In this study, we found a high rate of contamination of ocular medications, particularly with potentially pathogenic Gram-negative organisms such as Proteus species, Klebsiella species, Pseudomonas, Escherichia coli, Serratia species, etc., that are not part of usual eye flora. Proteus spp. were present in 6/27 eye bottles, and Klebsiella species were seen in 4/27 vials in this study. Similar to many studies done in USA [1] we found Gram-negative organisms, specially Proteus species, Serratia, and Pseudomonas species, in a large number of eyedrops. This might be related to the poor technique and supervision of local eye drop preparation in the department and poor handling and use of eye drops by patients in the ward.

Majority of both Gram-positive and Gram-negative organisms were sensitive for most of the broad-spectrum antibiotics; however, there were a significant number of Gram-negative organisms found, which were resistant to almost all antibiotics used.

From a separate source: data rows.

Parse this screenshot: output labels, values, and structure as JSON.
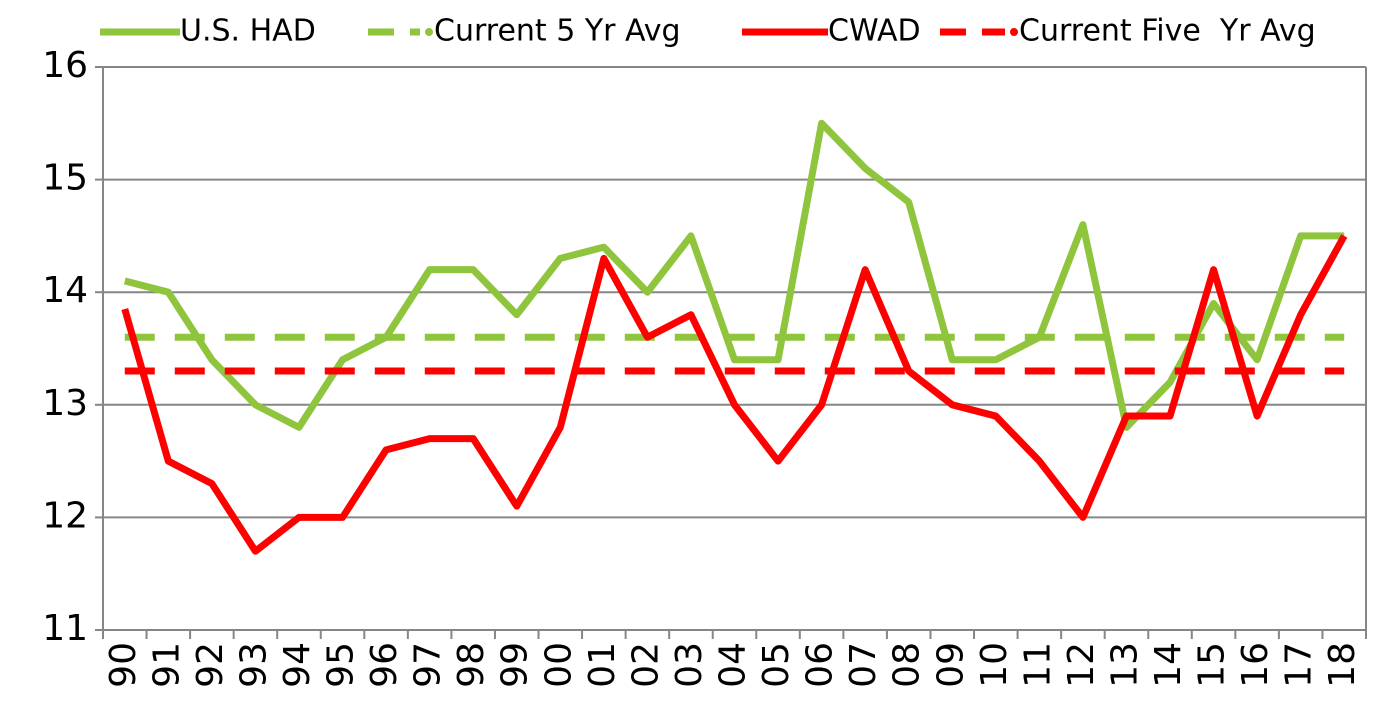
{
  "chart_data": {
    "type": "line",
    "categories": [
      "90",
      "91",
      "92",
      "93",
      "94",
      "95",
      "96",
      "97",
      "98",
      "99",
      "00",
      "01",
      "02",
      "03",
      "04",
      "05",
      "06",
      "07",
      "08",
      "09",
      "10",
      "11",
      "12",
      "13",
      "14",
      "15",
      "16",
      "17",
      "18"
    ],
    "series": [
      {
        "name": "U.S. HAD",
        "color": "#8fc43d",
        "dashed": false,
        "values": [
          14.1,
          14.0,
          13.4,
          13.0,
          12.8,
          13.4,
          13.6,
          14.2,
          14.2,
          13.8,
          14.3,
          14.4,
          14.0,
          14.5,
          13.4,
          13.4,
          15.5,
          15.1,
          14.8,
          13.4,
          13.4,
          13.6,
          14.6,
          12.8,
          13.2,
          13.9,
          13.4,
          14.5,
          14.5
        ]
      },
      {
        "name": "Current 5 Yr Avg",
        "color": "#8fc43d",
        "dashed": true,
        "values": [
          13.6,
          13.6,
          13.6,
          13.6,
          13.6,
          13.6,
          13.6,
          13.6,
          13.6,
          13.6,
          13.6,
          13.6,
          13.6,
          13.6,
          13.6,
          13.6,
          13.6,
          13.6,
          13.6,
          13.6,
          13.6,
          13.6,
          13.6,
          13.6,
          13.6,
          13.6,
          13.6,
          13.6,
          13.6
        ]
      },
      {
        "name": "CWAD",
        "color": "#ff0000",
        "dashed": false,
        "values": [
          13.85,
          12.5,
          12.3,
          11.7,
          12.0,
          12.0,
          12.6,
          12.7,
          12.7,
          12.1,
          12.8,
          14.3,
          13.6,
          13.8,
          13.0,
          12.5,
          13.0,
          14.2,
          13.3,
          13.0,
          12.9,
          12.5,
          12.0,
          12.9,
          12.9,
          14.2,
          12.9,
          13.8,
          14.5
        ]
      },
      {
        "name": "Current Five  Yr Avg",
        "color": "#ff0000",
        "dashed": true,
        "values": [
          13.3,
          13.3,
          13.3,
          13.3,
          13.3,
          13.3,
          13.3,
          13.3,
          13.3,
          13.3,
          13.3,
          13.3,
          13.3,
          13.3,
          13.3,
          13.3,
          13.3,
          13.3,
          13.3,
          13.3,
          13.3,
          13.3,
          13.3,
          13.3,
          13.3,
          13.3,
          13.3,
          13.3,
          13.3
        ]
      }
    ],
    "ylim": [
      11,
      16
    ],
    "yticks": [
      11,
      12,
      13,
      14,
      15,
      16
    ],
    "grid": true
  }
}
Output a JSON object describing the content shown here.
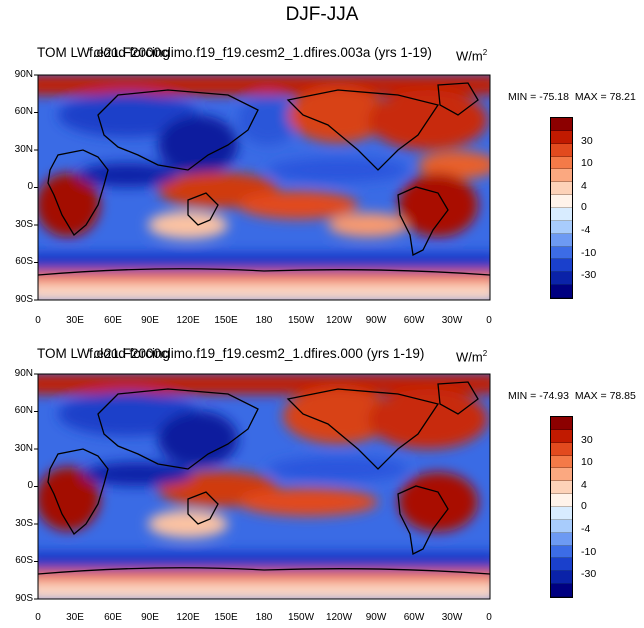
{
  "figure_title": "DJF-JJA",
  "color_levels": [
    "30",
    "10",
    "4",
    "0",
    "-4",
    "-10",
    "-30"
  ],
  "colorbar_colors": [
    "#8c0000",
    "#c11a00",
    "#e24a1e",
    "#f47a48",
    "#fba880",
    "#fdd2b8",
    "#fff3ea",
    "#d8ecff",
    "#a8ccfc",
    "#6d9af3",
    "#3c6ce6",
    "#1a40cc",
    "#0a22a8",
    "#000080"
  ],
  "lat_labels": [
    "90N",
    "60N",
    "30N",
    "0",
    "30S",
    "60S",
    "90S"
  ],
  "lon_labels": [
    "0",
    "30E",
    "60E",
    "90E",
    "120E",
    "150E",
    "180",
    "150W",
    "120W",
    "90W",
    "60W",
    "30W",
    "0"
  ],
  "panels": [
    {
      "left_title": "TOM LW cloud forcing",
      "center_title": "f.e21.F2000climo.f19_f19.cesm2_1.dfires.003a (yrs 1-19)",
      "units": "W/m",
      "units_exp": "2",
      "min_label": "MIN = -75.18",
      "max_label": "MAX =  78.21"
    },
    {
      "left_title": "TOM LW cloud forcing",
      "center_title": "f.e21.F2000climo.f19_f19.cesm2_1.dfires.000 (yrs 1-19)",
      "units": "W/m",
      "units_exp": "2",
      "min_label": "MIN = -74.93",
      "max_label": "MAX =  78.85"
    }
  ]
}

This indicates that there exist pathogenic organisms nonresponsive to antibiotics in eye drop vials, which might contribute to ocular infection and also cross contamination of patients who share eye drop vials.

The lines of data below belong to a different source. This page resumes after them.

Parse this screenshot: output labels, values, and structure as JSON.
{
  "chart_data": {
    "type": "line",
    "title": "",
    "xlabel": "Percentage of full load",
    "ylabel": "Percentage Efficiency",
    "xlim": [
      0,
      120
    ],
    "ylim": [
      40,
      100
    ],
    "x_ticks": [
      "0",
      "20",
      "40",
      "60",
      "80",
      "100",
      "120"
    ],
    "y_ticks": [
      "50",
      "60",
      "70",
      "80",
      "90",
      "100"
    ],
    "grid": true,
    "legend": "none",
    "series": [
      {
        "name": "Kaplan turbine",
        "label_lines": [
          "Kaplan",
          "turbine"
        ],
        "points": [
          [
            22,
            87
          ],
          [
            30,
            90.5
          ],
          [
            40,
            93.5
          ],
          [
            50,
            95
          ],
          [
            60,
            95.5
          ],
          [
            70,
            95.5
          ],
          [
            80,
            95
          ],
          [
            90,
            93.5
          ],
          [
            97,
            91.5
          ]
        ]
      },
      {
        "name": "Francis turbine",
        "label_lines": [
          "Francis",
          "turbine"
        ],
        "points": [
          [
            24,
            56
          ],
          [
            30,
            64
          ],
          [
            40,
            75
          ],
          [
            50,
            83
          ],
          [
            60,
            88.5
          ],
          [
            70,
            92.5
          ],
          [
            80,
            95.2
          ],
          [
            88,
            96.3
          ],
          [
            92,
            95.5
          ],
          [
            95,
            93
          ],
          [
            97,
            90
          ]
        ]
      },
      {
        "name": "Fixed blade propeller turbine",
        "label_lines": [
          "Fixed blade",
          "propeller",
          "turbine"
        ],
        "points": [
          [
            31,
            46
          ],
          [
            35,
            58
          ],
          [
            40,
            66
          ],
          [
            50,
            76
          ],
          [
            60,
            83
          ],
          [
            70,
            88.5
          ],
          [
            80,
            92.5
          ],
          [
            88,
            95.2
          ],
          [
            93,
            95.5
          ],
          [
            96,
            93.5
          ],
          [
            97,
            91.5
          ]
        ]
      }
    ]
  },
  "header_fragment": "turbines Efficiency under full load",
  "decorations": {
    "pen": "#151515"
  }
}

Fungus was isolated in 28 eye drop vials. This extent of contamination with fungus is not a small number for this setup; it is difficult to compare this to other studies because there are no literature studies on this issue.

5. Conclusions

There is high rate of contamination of eye drops in this setup. Gram-negative organisms more often contaminate the tip of eye drop rather than the drop. Most eye drop contaminants were sensitive for chloramphenicol, gentamicin, norfloxacin, and ciprofloxacin. Multiple drug resistance was seen among Klebsiella spp and Pseudomonas spp.

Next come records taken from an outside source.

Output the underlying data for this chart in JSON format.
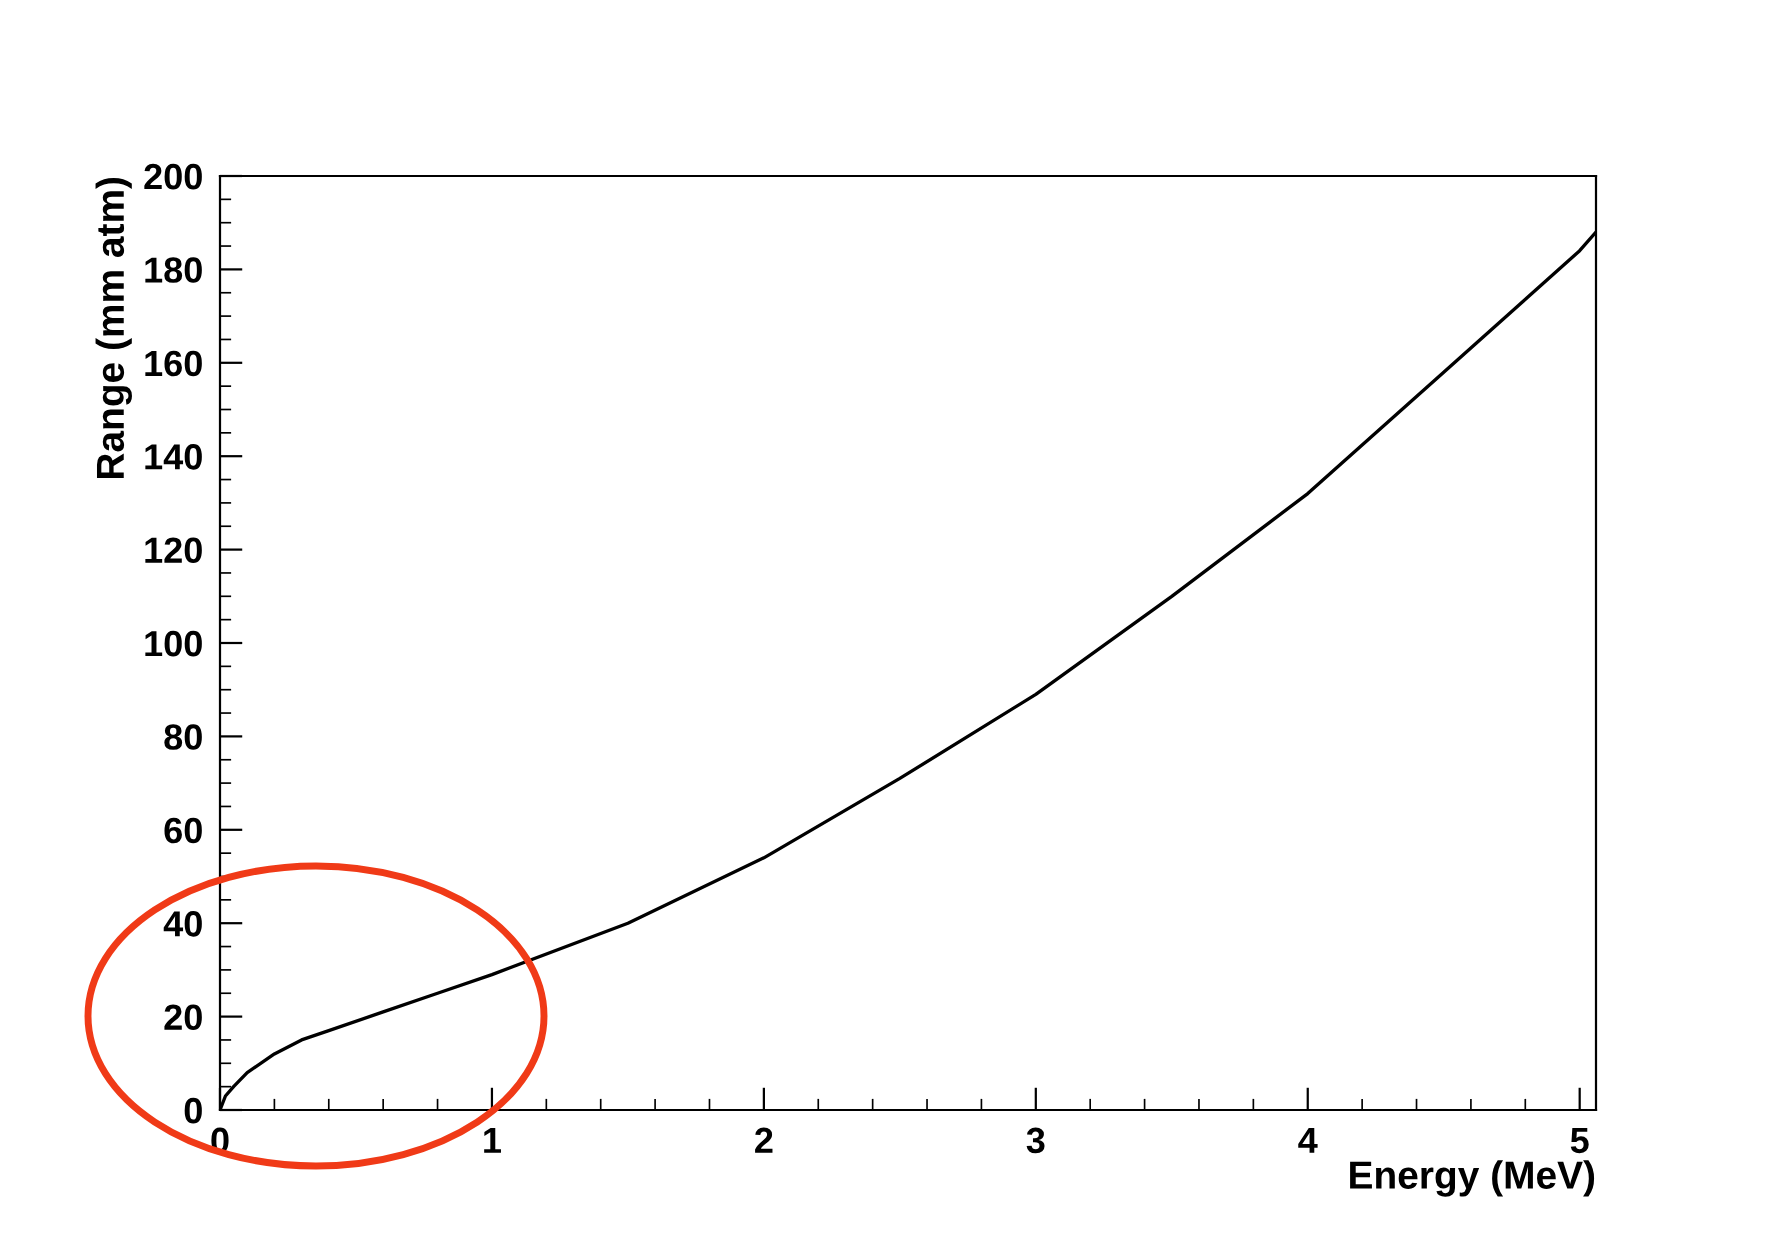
{
  "chart_data": {
    "type": "line",
    "xlabel": "Energy (MeV)",
    "ylabel": "Range (mm atm)",
    "x": [
      0,
      0.02,
      0.05,
      0.1,
      0.2,
      0.3,
      0.4,
      0.6,
      0.8,
      1.0,
      1.5,
      2.0,
      2.5,
      3.0,
      3.5,
      4.0,
      4.5,
      5.0,
      5.06
    ],
    "series": [
      {
        "color": "#000000",
        "values": [
          0,
          3,
          5,
          8,
          12,
          15,
          17,
          21,
          25,
          29,
          40,
          54,
          71,
          89,
          110,
          132,
          158,
          184,
          188
        ]
      }
    ],
    "xlim": [
      0,
      5.06
    ],
    "xticks": [
      0,
      1,
      2,
      3,
      4,
      5
    ],
    "ylim": [
      0,
      200
    ],
    "yticks": [
      0,
      20,
      40,
      60,
      80,
      100,
      120,
      140,
      160,
      180,
      200
    ],
    "grid": false,
    "legend": false,
    "marker": "none",
    "line_style": "solid"
  }
}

Marking the first date of opening on each container to know duration of time is mandatory so that it can be replaced on a regular basis. Patient education on eye drop administration technique, handling, and additionally safe technique in preparation of local eye drops needs to be considered by the responsible health professionals who work in this area.

Abbreviations

AST:Antimicrobial susceptibility testing
BAP:Blood agar plate
CAF:Chloramphenicol
CLSI:Clinical laboratory standards institutes
JUSH:Jimma University Specialized Hospital
MSA:Mannitol salt agar
SDA:Sabouraud Dextrose Agar plates
SPP:Species
TTC:Tetracycline.

Data Availability

The data used to support this study are available from the corresponding author upon request.

Ethical Approval

The proposed study was approved by the Research and Ethics Committee of Jimma University, College of Medicine and Health Science, who approved this work concerning the ethical issues.

Disclosure

The funder had no role in study design, data collection and analysis, decision to publish, or preparation of the manuscript.

Conflicts of Interest

The authors declare that they have no conflicts of interest.

Authors’ Contributions

LT and AG were involved in study conception, data analysis, and drafting of the manuscript. YG and GB critically reviewed the manuscript for intellectual content. All authors read, edited, and approved the manuscript.

Acknowledgments

The principal author would like to thank Mr. Tamrat Tigabu and Mr. Muluken Awulachew, who gave moral support in writing this paper, and Mrs. Himanot Tassew for her professional support to make this study a real one. The authors greatly acknowledge the Department of Ophthalmology, Jimma University, Ethiopia, for approving this review concerning the ethical issues and for its financial support. The authors also would like to thank the data collectors for their commitment during data collection. This research work was financed by Jimma University, Ethiopia.